Naturally, the sector of sabermetrics that deals with player value found an earnest ally in baseball economics. Discussions about talent quickly sprouted into discussions about talent per dollar, arbitration years, and team revenue. And yet, there’s one constant that these discussions have almost universally shared—the team’s point of view.
If a solid player signs a below-market value contract, it’s regarded as a “win”. End of sentence. Not a “win for the team,” but a “win,” as if contract negotiations involved just the one party. Similarly, you’ll never hear Vernon Wells’ contract referred to as anything except “awful,” “burdensome,” or at best, “hefty.”
It makes sense, to be fair. We’re all fans, and most follow a team-first, players-second mentality. But why not look at it from the player’s point of view for once? More specifically, I’d like to take the opportunity to look at an oft-ignored, yet crucially important facet of baseball economics—sports agents.

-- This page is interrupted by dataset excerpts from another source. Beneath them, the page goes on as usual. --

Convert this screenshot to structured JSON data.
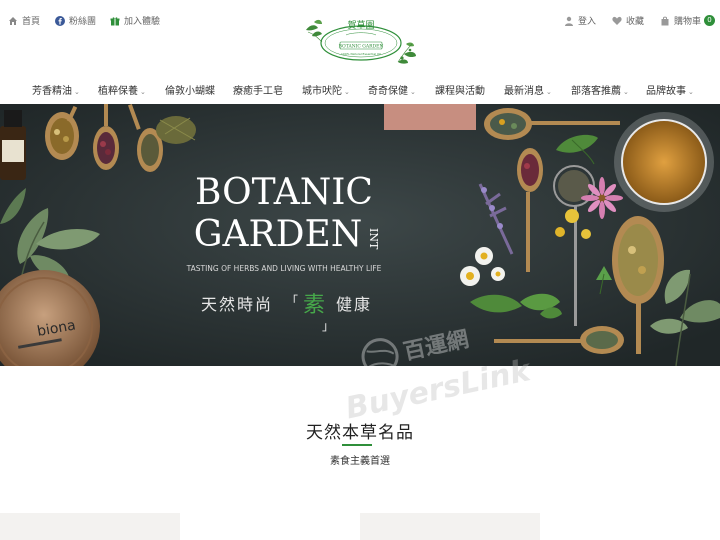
{
  "topbar": {
    "home_label": "首頁",
    "fans_label": "粉絲團",
    "join_label": "加入體驗",
    "login_label": "登入",
    "favorites_label": "收藏",
    "cart_label": "購物車",
    "cart_count": "0"
  },
  "logo": {
    "chinese": "賀草園",
    "english": "BOTANIC GARDEN",
    "tagline": "100% Natural Essential Oil"
  },
  "nav": {
    "items": [
      {
        "label": "芳香精油",
        "dropdown": true
      },
      {
        "label": "植粹保養",
        "dropdown": true
      },
      {
        "label": "倫敦小蝴蝶",
        "dropdown": false
      },
      {
        "label": "療癒手工皂",
        "dropdown": false
      },
      {
        "label": "城市吠陀",
        "dropdown": true
      },
      {
        "label": "奇奇保健",
        "dropdown": true
      },
      {
        "label": "課程與活動",
        "dropdown": false
      },
      {
        "label": "最新消息",
        "dropdown": true
      },
      {
        "label": "部落客推薦",
        "dropdown": true
      },
      {
        "label": "品牌故事",
        "dropdown": true
      }
    ]
  },
  "banner": {
    "brand_line1": "BOTANIC",
    "brand_line2": "GARDEN",
    "brand_suffix": "INT",
    "tagline": "TASTING OF HERBS AND  LIVING WITH HEALTHY LIFE",
    "slogan_before": "天然時尚",
    "slogan_highlight": "素",
    "slogan_after": "健康",
    "tin_label": "biona"
  },
  "section": {
    "title": "天然本草名品",
    "subtitle": "素食主義首選"
  },
  "watermark": {
    "line1": "百運網",
    "line2": "BuyersLink"
  },
  "colors": {
    "accent_green": "#2f8f3a",
    "banner_bg": "#2c3436"
  }
}
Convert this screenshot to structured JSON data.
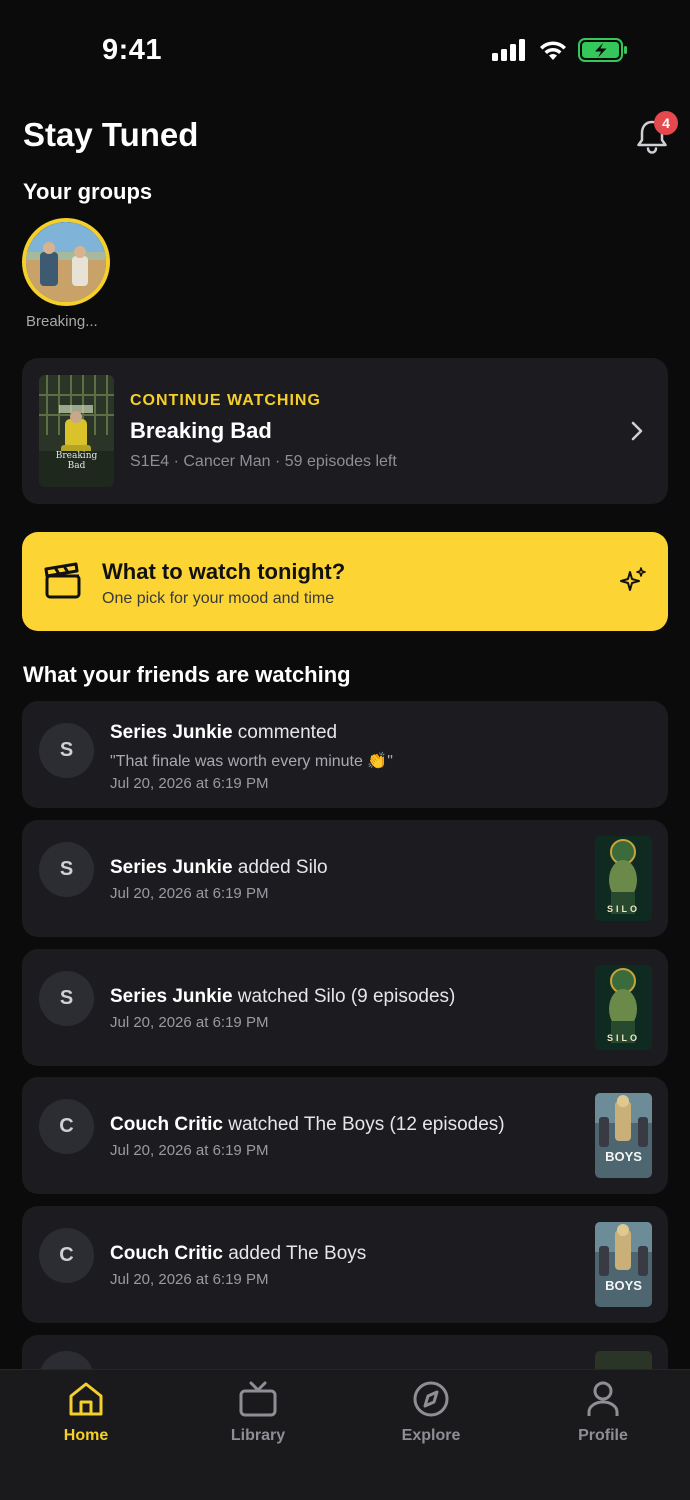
{
  "status": {
    "time": "9:41"
  },
  "header": {
    "title": "Stay Tuned",
    "notifications_count": "4"
  },
  "groups": {
    "title": "Your groups",
    "items": [
      {
        "label": "Breaking..."
      }
    ]
  },
  "continue": {
    "kicker": "CONTINUE WATCHING",
    "title": "Breaking Bad",
    "meta": "S1E4 · Cancer Man · 59 episodes left",
    "poster_text_1": "Breaking",
    "poster_text_2": "Bad"
  },
  "tonight": {
    "title": "What to watch tonight?",
    "subtitle": "One pick for your mood and time"
  },
  "friends": {
    "title": "What your friends are watching",
    "items": [
      {
        "initial": "S",
        "user": "Series Junkie",
        "action": " commented",
        "quote": "\"That finale was worth every minute 👏\"",
        "date": "Jul 20, 2026 at 6:19 PM",
        "thumb": ""
      },
      {
        "initial": "S",
        "user": "Series Junkie",
        "action": " added Silo",
        "quote": "",
        "date": "Jul 20, 2026 at 6:19 PM",
        "thumb": "SILO"
      },
      {
        "initial": "S",
        "user": "Series Junkie",
        "action": " watched Silo (9 episodes)",
        "quote": "",
        "date": "Jul 20, 2026 at 6:19 PM",
        "thumb": "SILO"
      },
      {
        "initial": "C",
        "user": "Couch Critic",
        "action": " watched The Boys (12 episodes)",
        "quote": "",
        "date": "Jul 20, 2026 at 6:19 PM",
        "thumb": "BOYS"
      },
      {
        "initial": "C",
        "user": "Couch Critic",
        "action": " added The Boys",
        "quote": "",
        "date": "Jul 20, 2026 at 6:19 PM",
        "thumb": "BOYS"
      }
    ]
  },
  "tabs": [
    {
      "label": "Home",
      "active": true
    },
    {
      "label": "Library",
      "active": false
    },
    {
      "label": "Explore",
      "active": false
    },
    {
      "label": "Profile",
      "active": false
    }
  ],
  "colors": {
    "accent": "#f5cf2a",
    "card": "#1c1c20",
    "background": "#0b0b0c",
    "badge": "#e5484d"
  }
}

While some players use independent agents, a large majority gravitate toward the vast resources that a large corporate agency can offer. Shown below are the 10 agencies with the largest amount of 2013 roster spots:
(There’s an important note regarding the accuracy of the roster data below.)
Avid readers of MLB Trade Rumors may recognize many of the agencies on this list. In particular, Boras Corporation (led by agent Scott Boras) has carved out a rather infamous reputation for squeaking out every ounce of negotiating leverage he can use, which continually seems to manifest itself in the form of shockingly large contracts for his clients. Boras Corporation is far and away the agency best known to the general fan, but there are a large handful of lesser-known agencies who can boast a comparably prestigious client list.

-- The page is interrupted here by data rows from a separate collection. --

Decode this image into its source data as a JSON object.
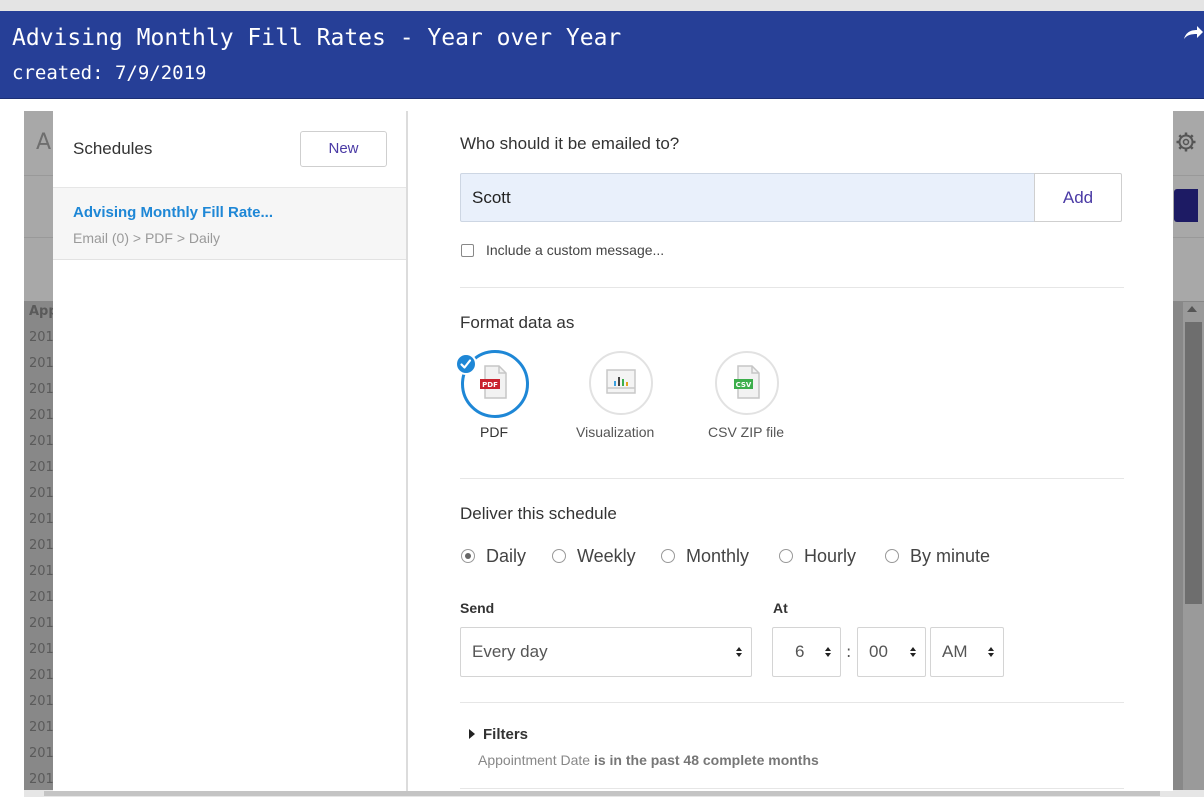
{
  "header": {
    "title": "Advising Monthly Fill Rates - Year over Year",
    "subtitle": "created: 7/9/2019"
  },
  "background": {
    "page_letter": "A",
    "column_header": "App",
    "rows": [
      "201",
      "201",
      "201",
      "201",
      "201",
      "201",
      "201",
      "201",
      "201",
      "201",
      "201",
      "201",
      "201",
      "201",
      "201",
      "201",
      "201",
      "201"
    ]
  },
  "schedules": {
    "title": "Schedules",
    "new_label": "New",
    "items": [
      {
        "name": "Advising Monthly Fill Rate...",
        "path": "Email (0) > PDF > Daily"
      }
    ]
  },
  "email": {
    "question": "Who should it be emailed to?",
    "value": "Scott",
    "add_label": "Add",
    "custom_message_label": "Include a custom message..."
  },
  "format": {
    "title": "Format data as",
    "options": [
      {
        "label": "PDF",
        "badge": "PDF",
        "selected": true
      },
      {
        "label": "Visualization",
        "selected": false
      },
      {
        "label": "CSV ZIP file",
        "badge": "CSV",
        "selected": false
      }
    ]
  },
  "deliver": {
    "title": "Deliver this schedule",
    "options": [
      "Daily",
      "Weekly",
      "Monthly",
      "Hourly",
      "By minute"
    ],
    "selected": "Daily",
    "send_label": "Send",
    "send_value": "Every day",
    "at_label": "At",
    "hour": "6",
    "minute": "00",
    "ampm": "AM",
    "separator": ":"
  },
  "filters": {
    "label": "Filters",
    "field": "Appointment Date",
    "condition": "is in the past 48 complete months"
  },
  "colors": {
    "header_bg": "#263f97",
    "accent_blue": "#1e87d6",
    "button_text": "#4a3aa5",
    "dark_button": "#1d1b64"
  }
}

CAA Sports is a division of Creative Artists Agency, which is mostly known for representing an enormous amount of clients in the film, television, and music industries. ACES recently came up in the news for being the subject of an MLB Player’s Association investigation regarding its involvement in Melky Cabrera’s bizarre fake website steroid scandal. (The MLBPA sided with ACES and its position that the agency was not at fault.)
While we’re here, here are the ten agencies with the largest amount of 2013 WAR, using the ZiPS preseason projections.

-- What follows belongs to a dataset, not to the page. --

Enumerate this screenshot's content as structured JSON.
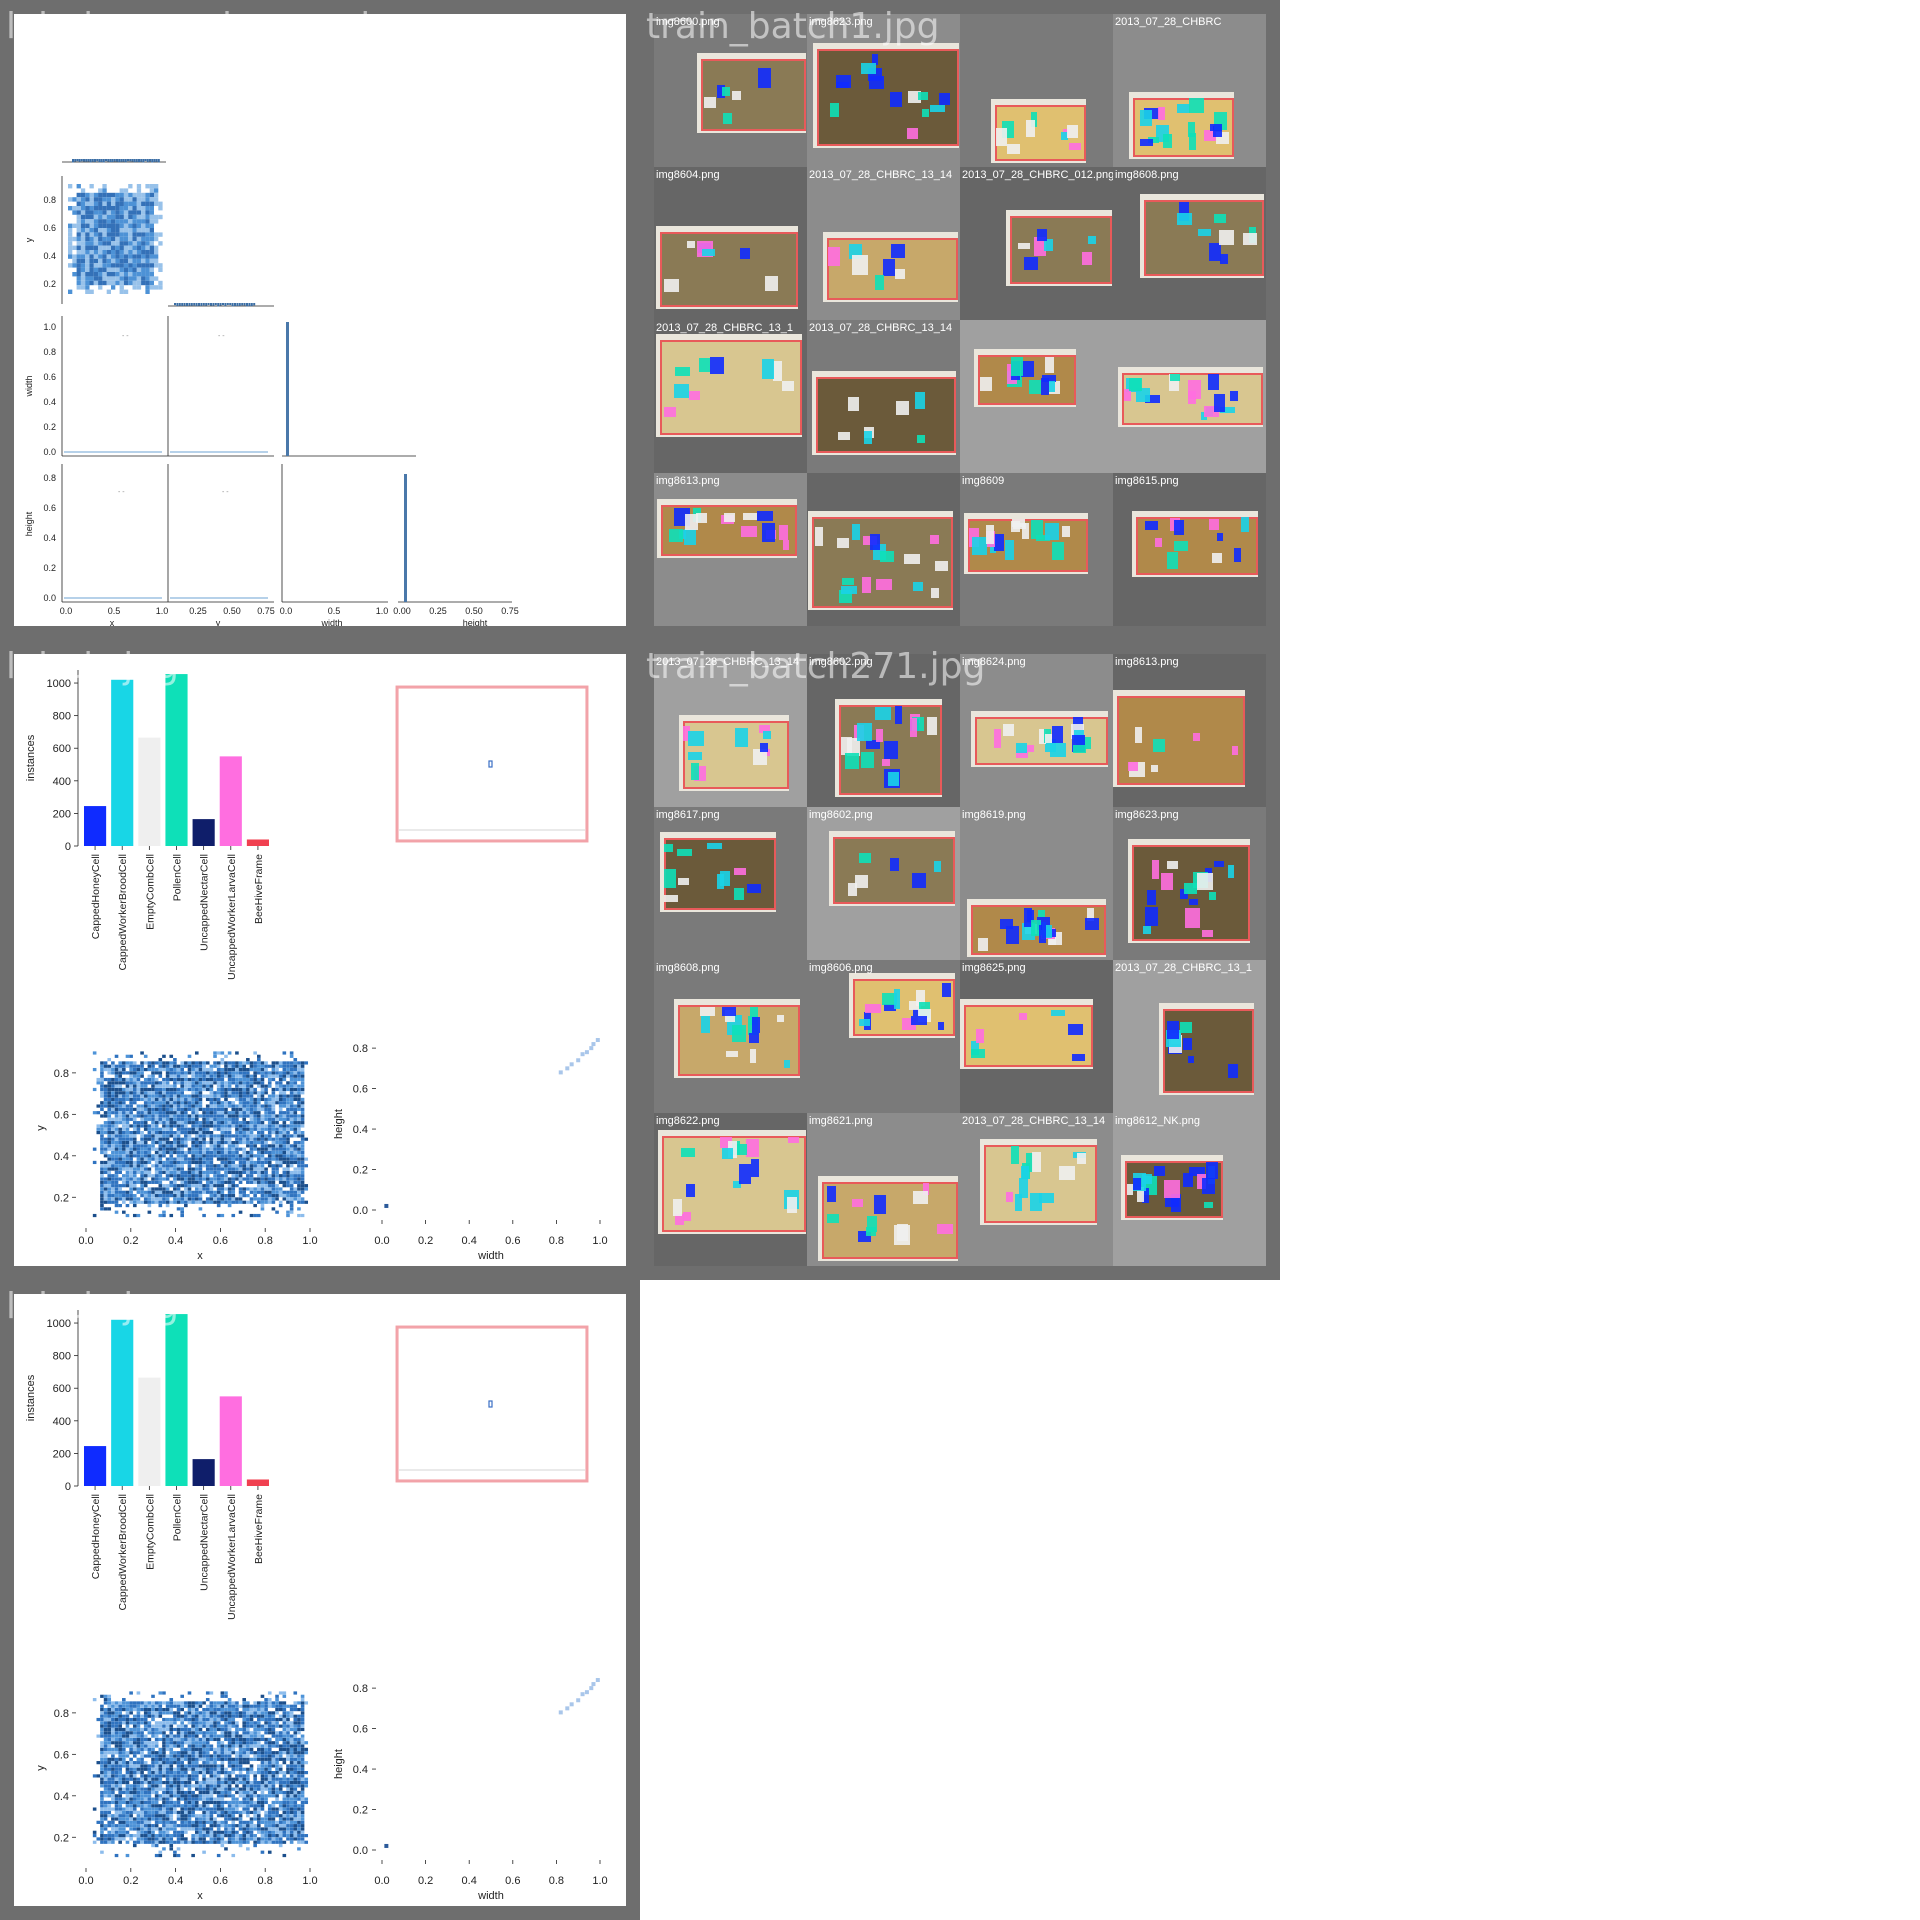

It’s quite clear—while Boras Corporation and CAA Sports may not be the largest agencies in terms of total clients, they’re far and away the winners when it comes to the quality of the baseball talent they have.
The next natural step is total 2013 salary, again sorted by agency.
This chart is exceedingly similar to the last one, which makes intuitive sense. Better players get bigger checks. Boras Corporation and CAA Sports are, again, on a completely separate tier than all of the rest of the other agencies.
My last step brought me to the amount of surplus salary negotiated by each agency, but before I get there, I have to explain my process for finding each player’s salary baseline. Analysts far brighter than I am have figured out that baseball salaries are linear, in that a six-WAR superstar will, on average, make three times as much as a two-WAR role player. This relationship is straight, with a slope somewhere in the vicinity of 4.5 million dollars per WAR. This is the estimate I used for contracts paid to players who would otherwise be eligible for free agency. For example, Vernon Wells was projected by ZiPS to be worth 1.0 WAR this season. His expected baseline salary would then by 4.5 multiplied by 1.0, or 4.5 million dollars. His actual contract pays him 21 million dollars. I awarded the difference, 16.5 million dollars, to his agency, The Legacy Agency.
For young players who haven’t accrued enough service time to be eligible for free agency, I used the “40/60/80” rule for estimating arbitration salaries, which says that players eligible for salary arbitration tend to get 40, 60, and 80 percent of their open market value for their first, second, and third eligible arbitration years, respectively. It’s not a fantastic rule, and it’s certainly not ironclad, but it’s usually reasonably close enough that it’ll get us in the ballpark we need to be in. For new players not yet eligible for salary arbitration, I used the league minimum salary of $490,000.
There’s a reason Boras Corporation is known (and feared) among baseball fans. With a client list that includes Alex Rodriguez, Barry Zito, Jayson Werth, and Prince Fielder, Boras earns more money for his clients than any other agency. This may be one of the few times where a feared reputation is almost entirely deserved.
References & Resources
- About the roster data: It’s unfeasible, and frankly, impossible, to have calculated this based on roster spots that are constantly changing every day, not to mention the millions of dollars that are headed towards injured players who are not on a 25-man or a 40-man roster. I can’t guarantee that the roster data is completely accurate, but I can explain how I got the numbers I have. I counted every contract that paid during the 2013 season for all players who either have the six years of service time necessary to be eligible for free agency, or for those who are otherwise on multiyear deals. For players not yet eligible for free agency who are going year-to-year, I counted a full season’s salary for those who were on their team’s opening day rosters. If no contract information could be found, I used the league minimum of $490,000.
- All contract figures from Baseball Reference. Agency information from MLB Trade Rumors. ZiPS projection WAR from Fangraphs.